The popularity of auditing quality, environmental, and safety management systems is gaining momentum among Russian companies for various reasons. Some want to obtain the coveted ISO 45001/9001/14001 certification, while others consciously understand the value of this process and want to thoroughly identify their company's "weak points" to work on further development.
What is an audit? It is a systematic, independent, and documented process for obtaining objective evidence and evaluating it objectively to determine the extent to which audit criteria are fulfilled. In other words, it is not an attempt to find a mistake at any cost, but rather to find out what processes are already in place and how they can be refined to achieve maximum efficiency.
There are several ways to conduct an audit. A company may have its own resources and expertise to conduct internal audits or invite third-party experts. Both have the same goal: to find "weak points" and develop recommendations for improvement. However, as they say, the devil is in the details, and both external and internal auditors have their downsides. When choosing one or the other, company management must clearly understand what they might (or might not) get as a result.
External consultants (cons):
? unfamiliar with production activities — it will take more time to understand systems and processes.
? much more expensive than conducting an audit in-house.
? there is a risk of being led by consultants when, after conducting an audit, the consultant begins to aggressively promote their own product
Internal auditors (cons):
? Lack of independence
? Diverts resources from regular work
? Lack of broader experience
? Potential for subjective judgment and bias
Therefore, ideally, it is better to use a combination of external auditing with the simultaneous development and involvement of internal resources.

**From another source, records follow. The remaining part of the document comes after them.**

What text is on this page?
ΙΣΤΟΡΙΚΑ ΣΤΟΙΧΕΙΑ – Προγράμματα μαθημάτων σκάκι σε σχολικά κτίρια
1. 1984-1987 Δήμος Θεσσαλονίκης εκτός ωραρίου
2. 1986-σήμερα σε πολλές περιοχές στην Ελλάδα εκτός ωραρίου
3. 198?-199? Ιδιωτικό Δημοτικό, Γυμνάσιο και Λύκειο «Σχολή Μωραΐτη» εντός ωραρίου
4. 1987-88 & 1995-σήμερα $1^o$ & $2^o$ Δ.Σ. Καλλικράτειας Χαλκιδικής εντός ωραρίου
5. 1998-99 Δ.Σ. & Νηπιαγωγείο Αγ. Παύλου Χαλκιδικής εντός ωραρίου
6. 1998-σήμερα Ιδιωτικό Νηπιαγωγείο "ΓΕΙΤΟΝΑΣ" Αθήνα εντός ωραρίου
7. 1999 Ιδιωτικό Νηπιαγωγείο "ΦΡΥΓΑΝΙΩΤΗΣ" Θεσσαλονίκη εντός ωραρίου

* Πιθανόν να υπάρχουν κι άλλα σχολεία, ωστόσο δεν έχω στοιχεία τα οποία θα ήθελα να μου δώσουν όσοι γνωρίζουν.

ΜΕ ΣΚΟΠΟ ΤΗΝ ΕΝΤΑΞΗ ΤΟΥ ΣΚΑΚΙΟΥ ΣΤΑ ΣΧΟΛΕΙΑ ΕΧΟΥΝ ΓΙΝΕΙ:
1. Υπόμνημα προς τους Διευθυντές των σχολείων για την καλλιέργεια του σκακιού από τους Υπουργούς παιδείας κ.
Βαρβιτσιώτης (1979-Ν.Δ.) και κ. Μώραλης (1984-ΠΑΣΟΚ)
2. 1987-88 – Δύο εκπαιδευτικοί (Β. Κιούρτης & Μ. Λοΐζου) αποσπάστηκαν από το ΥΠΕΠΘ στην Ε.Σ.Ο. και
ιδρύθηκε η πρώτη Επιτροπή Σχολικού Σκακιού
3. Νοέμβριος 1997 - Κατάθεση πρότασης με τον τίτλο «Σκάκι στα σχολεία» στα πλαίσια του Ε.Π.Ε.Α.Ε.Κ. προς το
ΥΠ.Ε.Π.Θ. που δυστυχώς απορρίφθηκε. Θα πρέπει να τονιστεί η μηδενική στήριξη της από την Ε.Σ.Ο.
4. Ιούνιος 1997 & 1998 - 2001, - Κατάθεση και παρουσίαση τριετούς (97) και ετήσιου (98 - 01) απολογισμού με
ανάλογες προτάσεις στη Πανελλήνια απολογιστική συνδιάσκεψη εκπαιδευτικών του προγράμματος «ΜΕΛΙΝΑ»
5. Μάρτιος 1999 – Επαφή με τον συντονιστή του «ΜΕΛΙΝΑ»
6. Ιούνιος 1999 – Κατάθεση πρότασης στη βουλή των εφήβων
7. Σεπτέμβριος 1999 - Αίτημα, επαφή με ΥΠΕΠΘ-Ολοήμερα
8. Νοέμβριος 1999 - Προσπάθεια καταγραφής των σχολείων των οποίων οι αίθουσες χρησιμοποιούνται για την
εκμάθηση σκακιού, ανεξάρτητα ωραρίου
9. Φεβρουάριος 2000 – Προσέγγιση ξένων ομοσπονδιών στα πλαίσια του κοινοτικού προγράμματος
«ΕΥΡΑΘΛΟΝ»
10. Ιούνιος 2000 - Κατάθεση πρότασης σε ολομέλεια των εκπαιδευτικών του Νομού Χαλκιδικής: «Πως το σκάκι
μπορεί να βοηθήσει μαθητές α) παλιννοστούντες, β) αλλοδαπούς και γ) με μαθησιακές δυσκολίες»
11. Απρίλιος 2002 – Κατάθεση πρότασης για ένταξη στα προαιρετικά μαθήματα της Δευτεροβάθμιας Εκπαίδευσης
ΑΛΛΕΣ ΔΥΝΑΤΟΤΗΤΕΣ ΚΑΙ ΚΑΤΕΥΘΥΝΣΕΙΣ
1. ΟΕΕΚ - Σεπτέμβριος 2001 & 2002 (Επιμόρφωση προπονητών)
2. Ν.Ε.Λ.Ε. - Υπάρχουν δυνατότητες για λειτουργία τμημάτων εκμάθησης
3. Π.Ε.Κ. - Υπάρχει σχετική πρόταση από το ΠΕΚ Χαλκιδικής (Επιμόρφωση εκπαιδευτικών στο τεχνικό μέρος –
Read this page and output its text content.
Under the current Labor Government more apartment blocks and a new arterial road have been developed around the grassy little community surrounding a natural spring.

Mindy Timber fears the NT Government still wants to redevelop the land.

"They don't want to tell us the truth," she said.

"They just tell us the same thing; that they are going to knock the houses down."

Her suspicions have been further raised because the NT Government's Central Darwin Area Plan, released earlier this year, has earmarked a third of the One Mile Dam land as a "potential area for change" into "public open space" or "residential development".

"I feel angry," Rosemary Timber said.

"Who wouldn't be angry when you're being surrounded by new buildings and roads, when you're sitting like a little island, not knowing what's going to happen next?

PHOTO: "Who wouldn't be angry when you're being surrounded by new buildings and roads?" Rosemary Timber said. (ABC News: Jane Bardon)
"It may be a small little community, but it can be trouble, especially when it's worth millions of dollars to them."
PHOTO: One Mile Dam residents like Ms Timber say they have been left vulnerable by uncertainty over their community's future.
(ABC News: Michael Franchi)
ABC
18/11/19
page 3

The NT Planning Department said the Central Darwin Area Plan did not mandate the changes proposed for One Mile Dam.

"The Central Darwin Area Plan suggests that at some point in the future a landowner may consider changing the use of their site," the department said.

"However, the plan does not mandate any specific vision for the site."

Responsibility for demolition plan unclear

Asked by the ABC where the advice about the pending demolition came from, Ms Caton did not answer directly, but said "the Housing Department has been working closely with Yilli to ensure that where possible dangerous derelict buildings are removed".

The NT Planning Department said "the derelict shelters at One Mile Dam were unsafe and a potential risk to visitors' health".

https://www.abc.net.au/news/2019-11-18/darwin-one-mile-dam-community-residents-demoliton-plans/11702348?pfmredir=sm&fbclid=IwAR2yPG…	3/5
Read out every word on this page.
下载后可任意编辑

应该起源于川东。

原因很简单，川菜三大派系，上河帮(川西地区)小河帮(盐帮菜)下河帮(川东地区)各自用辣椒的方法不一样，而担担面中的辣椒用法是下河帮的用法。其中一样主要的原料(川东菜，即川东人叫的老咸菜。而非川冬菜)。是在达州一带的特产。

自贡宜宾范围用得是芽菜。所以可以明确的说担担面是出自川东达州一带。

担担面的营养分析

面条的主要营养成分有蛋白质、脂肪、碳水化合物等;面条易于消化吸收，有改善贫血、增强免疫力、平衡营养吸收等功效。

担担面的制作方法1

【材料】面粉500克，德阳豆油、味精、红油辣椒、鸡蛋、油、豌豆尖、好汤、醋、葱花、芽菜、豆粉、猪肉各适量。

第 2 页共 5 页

For an audit to be as effective as possible, the auditor must be a top-level specialist.
Professionalism is that ephemeral substance that is difficult to measure, but if a person lacks it, it is immediately obvious.
? Integrity
? Fair presentation
? Due professional care
? Confidentiality
? Independence
? Evidence-based approach
? Risk-based approach
A few real and unfortunate examples from practice:
- "the HSE specialist's safety certificate expires next month, so currently your HSE specialist is not qualified for the position"
- "the company does not request traffic accident data from the traffic police, so we conclude that the company's road safety management system is not working" (despite having all training for both managers and drivers, all policies, medical exams, orders, etc., in place).
- "the company performs hazardous work, but I don't understand any of that, so I'd rather check the electric kettle cord in the office."
- "the manager won't like this finding, so we'll remove it from the report."
- "hooray, I have to audit them, I'm going to tear them apart"
How to fix this? By broadening the auditors' horizons, ensuring their involvement in production, providing coaching from experienced employees, and regular professional development at reputable and reliable training centers.
Important stages of an audit include reviewing company documentation and mandatory on-site visits to industrial facilities, where auditors observe how processes work, how equipment operates, interview employees at various levels, and observe working conditions. Of course, the modern situation dictates its own harsh conditions, but I am still not convinced of the value of conducting safety or environmental management system audits remotely. And can such an event even be recognized as an audit...? For me, this question remains open...
The outcome of an audit is simple — to provide management with an objective assessment of the current state of processes. Why? So that the manager can evaluate available resources and make a decision on further development.
The audit methodology is detailed in ISO 19011:2018 Guidelines for auditing management systems.